I initially thought that may be in the second case, the calculation is broken down to something like this -

x = torch.tensor([1.0,2.0],requires_grad = True)
W = torch.tensor([[1.0,1.0],[1.5,1.2]])
for i in range(W.shape[0]):
temp_W = W[0].T
temp_W.requires_grad = True
autograd.grad(x,temp_W)
but here, we don’t even need the grad_outputs. However, if I remove grad_outputs while calling autograd with lin.parameters(), it shows error “grad can be implicitly created only for scalar outputs”.

Can someone please explain what am I missing?

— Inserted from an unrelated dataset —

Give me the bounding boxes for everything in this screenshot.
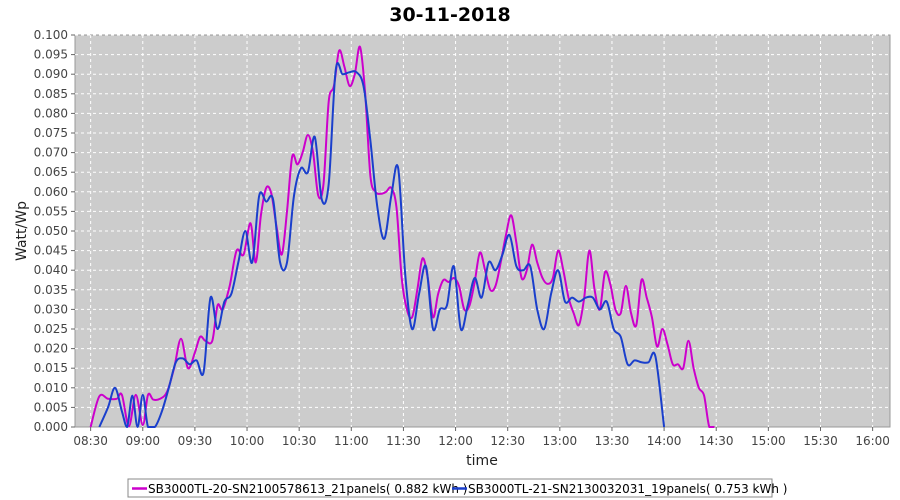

You are using print(torch.autograd.grad(f,W,grad_outputs = torch.tensor([1.,1.]))) where f is undefined:

x = torch.tensor([1.0,2.0],requires_grad = True)
W = torch.tensor([[1.0,1.0],[1.5,1.2]],requires_grad = True)
f1 = W@x
print(torch.autograd.grad(f,W,grad_outputs = torch.tensor([1.,1.])))
# NameError: name 'f' is not defined

Fixing it shows a valid gradient:

x = torch.tensor([1.0,2.0],requires_grad = True)
W = torch.tensor([[1.0,1.0],[1.5,1.2]],requires_grad = True)
f1 = W@x
print(torch.autograd.grad(f1, W,grad_outputs = torch.tensor([1.,1.])))
# (tensor([[1., 2.],
#         [1., 2.]]),)